Seagate is finally offering its biggest hard drive yet — a staggering 32TB in a single drive, made possible by technology that uses lasers to heat and cool tiny sections of the platter in nanoseconds …
Seagate has been working on heat-assisted magnetic recording (HAMR) technology for 17 years and announced last year that it had finally developed it. Mozaic 3+ 32TB drives are now in mass production and will be available soon.
The company explains the problem of trying to squeeze more and more data onto a disk platter.
To increase the capacity of a hard drive, engineers try to fit more bits of data, or “grains,” onto each disk platter—they increase the density of bits squeezed into each square inch of surface space. More bits on a disk means more data that can be stored.

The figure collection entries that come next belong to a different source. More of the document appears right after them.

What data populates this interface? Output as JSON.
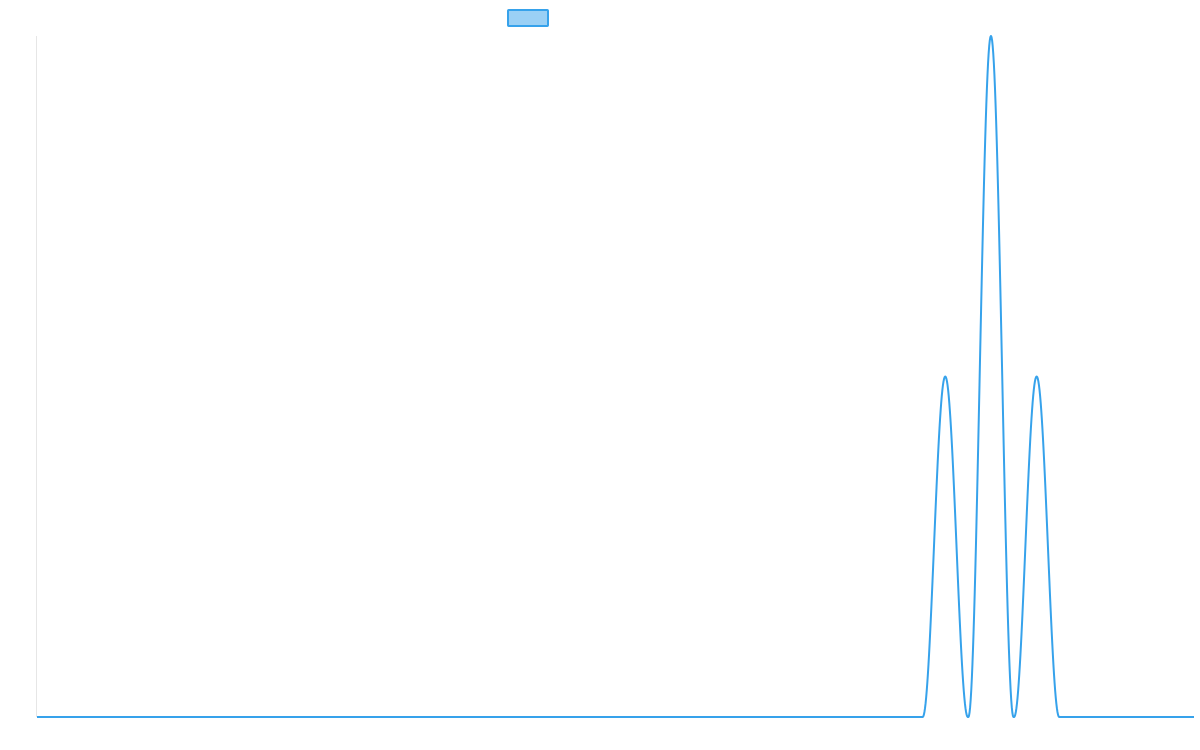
{
  "chart_data": {
    "type": "line",
    "title": "",
    "xlabel": "",
    "ylabel": "",
    "grid": false,
    "legend_position": "top-center",
    "x_range": [
      0,
      1000
    ],
    "ylim": [
      0,
      1
    ],
    "series": [
      {
        "label": "",
        "color": "#36a2eb",
        "fill_color": "#9ad0f5",
        "peaks": [
          {
            "center": 785,
            "half_width": 19.5,
            "height": 0.5
          },
          {
            "center": 824.5,
            "half_width": 19.5,
            "height": 1.0
          },
          {
            "center": 864,
            "half_width": 19.5,
            "height": 0.5
          }
        ]
      }
    ]
  }
}
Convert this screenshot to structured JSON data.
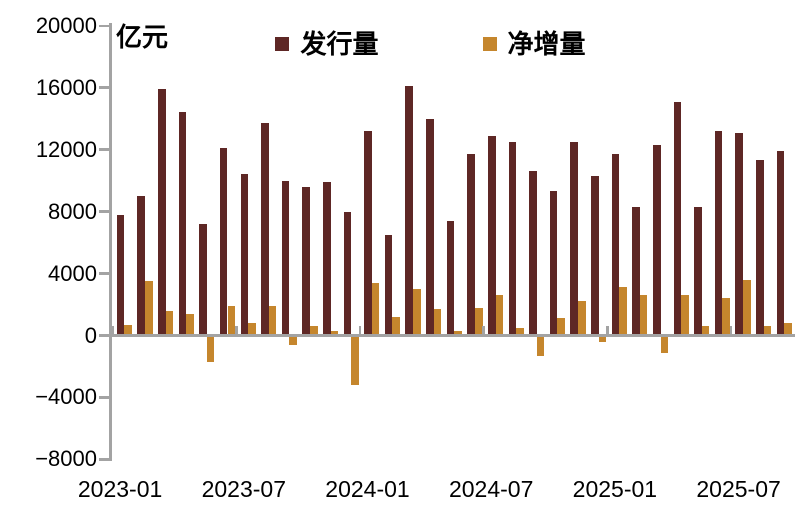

But as the bit density increases, the grains get closer together—so close that the magnetism of each grain can influence the magnetic direction of the grains next to it. The stability of each grain at normal temperatures (“thermal stability”) becomes a problem; the only way to fix this is to make the disk platter out of new materials that make the grains more thermally stable so that the grains don't influence each other.
This solution works—it makes each bit very stable, even at room temperature—but it creates a second problem: how do you get a very stable bit to change its magnetic direction when you need it to? How do you write new data to a hard drive if the grains are very thermally stable?
The company long ago decided that the solution was to momentarily heat a microscopic section of the disk large enough to write a single bit of data to it. It came up with this HAMR approach back in 2007 and has been working on it ever since.
To write new data, a small laser diode attached to each write head momentarily heats a tiny spot on the disk, allowing the write head to reverse the magnetic polarity of one bit at a time, allowing the data to be written. Each bit heats and cools in a nanosecond, so the HAMR laser has no effect on the temperature of the drive at all, or on the temperature, stability, or reliability of the media as a whole.
Last year, Seagate announced that it had successfully created a HAMR drive and has since made them available to a few select customers. The Mozaic 3+ are now entering mass production.
Tom's Hardware notes that Western Digital uses a similar technology known as energy-assisted perpendicular magnetic recording (ePMR) to offer its own 32TB drives. It also heats the platter, but it uses an electric current rather than a laser to do so.
The drives are currently aimed at enterprise customers for use in data centers, but as with all storage technologies, we can expect them to make their way into consumer products over time.